The condition, known as complete atrioventricular canal defect (CAVC), is a severe congenital heart defect. While a normal heart has four distinct chambers that work together to process and deliver blood to the body, in children with CAVC, there’s a hole where the chambers intersect — affecting blood flow throughout the entire body.
Her family knew Molly needed specialized care and insisted she be transferred to The Children’s Hospital of Philadelphia.
Marking the big moments — and the small
Catherine was worried about her first grandchild’s fragile condition. But she found comfort knowing Molly was in one of the nation’s top-ranked newborn intensive care units and being treated by world-renowned cardiac and neonatal doctors.
The “little things” made all the difference for Catherine, Molly and their family during Molly’s 24-day stay in CHOP’s Newborn/Infant Intensive Care Unit (N/IICU). They were encouraged by the upbeat atmosphere and positive attitude of the staff — even during trying times.
The days after Molly’s admission to CHOP were tumultuous as her condition fluctuated and doctors discussed treatment plans with Molly’s family.
With so many big decisions underway, one small thing that was overlooked is a standard for many new parents — taking their child’s hand and foot prints.

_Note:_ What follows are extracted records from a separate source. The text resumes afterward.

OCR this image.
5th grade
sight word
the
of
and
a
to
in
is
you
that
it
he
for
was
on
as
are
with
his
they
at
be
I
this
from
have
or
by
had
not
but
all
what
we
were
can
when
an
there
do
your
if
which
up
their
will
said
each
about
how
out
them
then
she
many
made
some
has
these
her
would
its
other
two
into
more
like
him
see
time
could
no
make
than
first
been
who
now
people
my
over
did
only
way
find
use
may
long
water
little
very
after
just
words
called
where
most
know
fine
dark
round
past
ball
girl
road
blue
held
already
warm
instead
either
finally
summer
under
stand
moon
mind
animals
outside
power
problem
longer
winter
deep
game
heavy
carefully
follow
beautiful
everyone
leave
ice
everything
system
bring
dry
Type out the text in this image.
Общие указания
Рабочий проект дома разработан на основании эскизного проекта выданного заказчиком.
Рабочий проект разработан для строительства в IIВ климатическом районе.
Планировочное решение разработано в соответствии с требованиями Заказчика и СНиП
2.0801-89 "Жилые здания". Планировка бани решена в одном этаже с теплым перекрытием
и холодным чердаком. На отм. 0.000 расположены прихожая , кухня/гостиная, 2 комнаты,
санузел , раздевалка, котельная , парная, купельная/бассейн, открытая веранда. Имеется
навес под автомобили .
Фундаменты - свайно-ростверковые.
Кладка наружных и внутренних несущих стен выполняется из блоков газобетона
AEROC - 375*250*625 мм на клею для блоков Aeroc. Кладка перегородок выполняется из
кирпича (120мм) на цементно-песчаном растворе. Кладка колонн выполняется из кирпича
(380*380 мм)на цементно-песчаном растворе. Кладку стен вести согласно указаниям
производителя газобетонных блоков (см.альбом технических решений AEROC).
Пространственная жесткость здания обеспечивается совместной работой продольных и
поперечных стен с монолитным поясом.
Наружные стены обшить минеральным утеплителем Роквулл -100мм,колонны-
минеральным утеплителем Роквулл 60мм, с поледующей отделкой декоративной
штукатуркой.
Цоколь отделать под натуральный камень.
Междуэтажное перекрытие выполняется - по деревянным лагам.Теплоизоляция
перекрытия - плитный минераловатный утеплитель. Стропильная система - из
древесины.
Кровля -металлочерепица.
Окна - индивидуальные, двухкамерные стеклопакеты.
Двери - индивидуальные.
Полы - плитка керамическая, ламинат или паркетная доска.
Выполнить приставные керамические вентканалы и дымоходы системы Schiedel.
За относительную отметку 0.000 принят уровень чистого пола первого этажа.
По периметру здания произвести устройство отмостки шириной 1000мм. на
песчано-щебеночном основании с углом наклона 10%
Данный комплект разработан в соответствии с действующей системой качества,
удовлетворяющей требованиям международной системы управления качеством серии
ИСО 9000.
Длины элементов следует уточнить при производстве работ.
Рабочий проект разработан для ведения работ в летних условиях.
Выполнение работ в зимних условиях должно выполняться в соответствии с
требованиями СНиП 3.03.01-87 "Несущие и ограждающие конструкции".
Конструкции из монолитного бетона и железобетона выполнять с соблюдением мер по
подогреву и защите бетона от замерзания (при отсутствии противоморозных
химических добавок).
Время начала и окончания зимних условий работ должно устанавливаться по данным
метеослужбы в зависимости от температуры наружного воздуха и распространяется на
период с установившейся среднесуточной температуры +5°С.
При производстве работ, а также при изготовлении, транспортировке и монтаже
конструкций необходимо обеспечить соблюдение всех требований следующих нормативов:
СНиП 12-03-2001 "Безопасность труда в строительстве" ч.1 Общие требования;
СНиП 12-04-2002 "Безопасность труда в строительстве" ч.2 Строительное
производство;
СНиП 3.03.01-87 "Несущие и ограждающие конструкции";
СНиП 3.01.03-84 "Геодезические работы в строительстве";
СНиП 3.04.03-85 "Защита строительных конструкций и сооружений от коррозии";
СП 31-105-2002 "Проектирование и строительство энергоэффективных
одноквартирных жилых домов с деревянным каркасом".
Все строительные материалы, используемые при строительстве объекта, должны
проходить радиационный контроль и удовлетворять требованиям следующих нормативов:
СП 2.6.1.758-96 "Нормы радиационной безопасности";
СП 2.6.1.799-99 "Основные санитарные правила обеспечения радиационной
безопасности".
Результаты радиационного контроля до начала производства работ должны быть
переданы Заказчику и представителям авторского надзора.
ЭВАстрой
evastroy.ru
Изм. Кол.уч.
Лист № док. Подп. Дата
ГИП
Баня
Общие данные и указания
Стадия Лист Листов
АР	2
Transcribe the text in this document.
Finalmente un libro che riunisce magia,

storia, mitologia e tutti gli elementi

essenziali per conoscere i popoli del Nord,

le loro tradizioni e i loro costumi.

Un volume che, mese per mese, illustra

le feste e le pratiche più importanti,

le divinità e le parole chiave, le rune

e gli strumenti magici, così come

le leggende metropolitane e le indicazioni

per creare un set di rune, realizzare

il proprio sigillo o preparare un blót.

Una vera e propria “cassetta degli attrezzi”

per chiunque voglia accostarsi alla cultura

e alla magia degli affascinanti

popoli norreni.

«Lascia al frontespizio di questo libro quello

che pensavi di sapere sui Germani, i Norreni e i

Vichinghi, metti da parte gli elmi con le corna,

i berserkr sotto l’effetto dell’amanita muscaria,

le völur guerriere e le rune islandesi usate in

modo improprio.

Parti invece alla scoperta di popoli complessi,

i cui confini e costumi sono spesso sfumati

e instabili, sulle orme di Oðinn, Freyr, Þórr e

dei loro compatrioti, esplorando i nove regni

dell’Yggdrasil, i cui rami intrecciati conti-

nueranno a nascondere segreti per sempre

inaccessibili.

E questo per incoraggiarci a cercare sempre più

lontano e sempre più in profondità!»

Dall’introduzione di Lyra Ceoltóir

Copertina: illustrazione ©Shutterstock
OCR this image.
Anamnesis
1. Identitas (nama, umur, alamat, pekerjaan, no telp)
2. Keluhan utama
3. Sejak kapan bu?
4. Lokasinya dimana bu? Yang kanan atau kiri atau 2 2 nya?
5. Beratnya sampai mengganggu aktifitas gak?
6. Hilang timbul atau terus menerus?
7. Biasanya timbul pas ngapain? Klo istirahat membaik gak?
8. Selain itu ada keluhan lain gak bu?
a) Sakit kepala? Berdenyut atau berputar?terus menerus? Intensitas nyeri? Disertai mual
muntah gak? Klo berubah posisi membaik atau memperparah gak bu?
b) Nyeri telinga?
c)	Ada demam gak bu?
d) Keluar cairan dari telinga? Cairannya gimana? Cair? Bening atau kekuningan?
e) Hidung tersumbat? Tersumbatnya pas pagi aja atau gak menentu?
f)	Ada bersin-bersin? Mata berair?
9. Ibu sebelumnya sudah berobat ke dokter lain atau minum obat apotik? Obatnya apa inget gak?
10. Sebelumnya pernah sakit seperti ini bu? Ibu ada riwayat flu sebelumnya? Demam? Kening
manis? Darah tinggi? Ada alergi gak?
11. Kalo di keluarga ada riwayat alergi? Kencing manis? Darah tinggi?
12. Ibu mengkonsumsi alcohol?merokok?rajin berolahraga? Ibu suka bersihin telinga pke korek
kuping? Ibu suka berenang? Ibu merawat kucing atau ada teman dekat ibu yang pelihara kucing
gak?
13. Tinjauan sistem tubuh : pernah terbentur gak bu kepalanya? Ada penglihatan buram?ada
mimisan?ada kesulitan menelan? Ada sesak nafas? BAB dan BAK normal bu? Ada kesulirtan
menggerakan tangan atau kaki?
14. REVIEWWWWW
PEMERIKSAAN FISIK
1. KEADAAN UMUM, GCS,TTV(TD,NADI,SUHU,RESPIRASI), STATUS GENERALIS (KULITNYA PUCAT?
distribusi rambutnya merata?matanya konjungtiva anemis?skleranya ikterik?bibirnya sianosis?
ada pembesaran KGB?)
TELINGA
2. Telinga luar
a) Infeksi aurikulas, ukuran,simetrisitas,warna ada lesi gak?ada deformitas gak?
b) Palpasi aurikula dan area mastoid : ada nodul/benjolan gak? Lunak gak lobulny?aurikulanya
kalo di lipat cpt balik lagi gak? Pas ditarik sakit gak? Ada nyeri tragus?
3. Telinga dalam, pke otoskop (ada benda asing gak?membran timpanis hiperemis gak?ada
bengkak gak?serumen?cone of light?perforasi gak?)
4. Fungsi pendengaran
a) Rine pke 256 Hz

Sensitive to the situation, a child life specialist noticed this was upsetting to Molly’s mom, so she made arrangements for Molly’s hand and foot prints to be made once she left the N/IICU.
CHOP’s Child Life, Education and Creative Arts Therapy came through again near Molly’s discharge. Her family was hoping to take Molly home on Easter Sunday — which was also her mom’s birthday. But the date of Molly’s release was delayed. Knowing that spending a birthday at the hospital — and on a holiday — would be disheartening for Molly’s mom, one of the child life specialists made a “Happy Birthday” sign and sent it to her.
The small gesture of kindness made a huge impact on Molly’s family. It was indicative of how exceptionally special the Child Life Department is, Catherine says.
Molly’s grandmother was touched to see her own daughter feel such joy as a new mother. Catherine, her husband Dennis, and the entire family are forever grateful to CHOP and the exceptional team in the Child Life, Education and Creative Arts Therapy.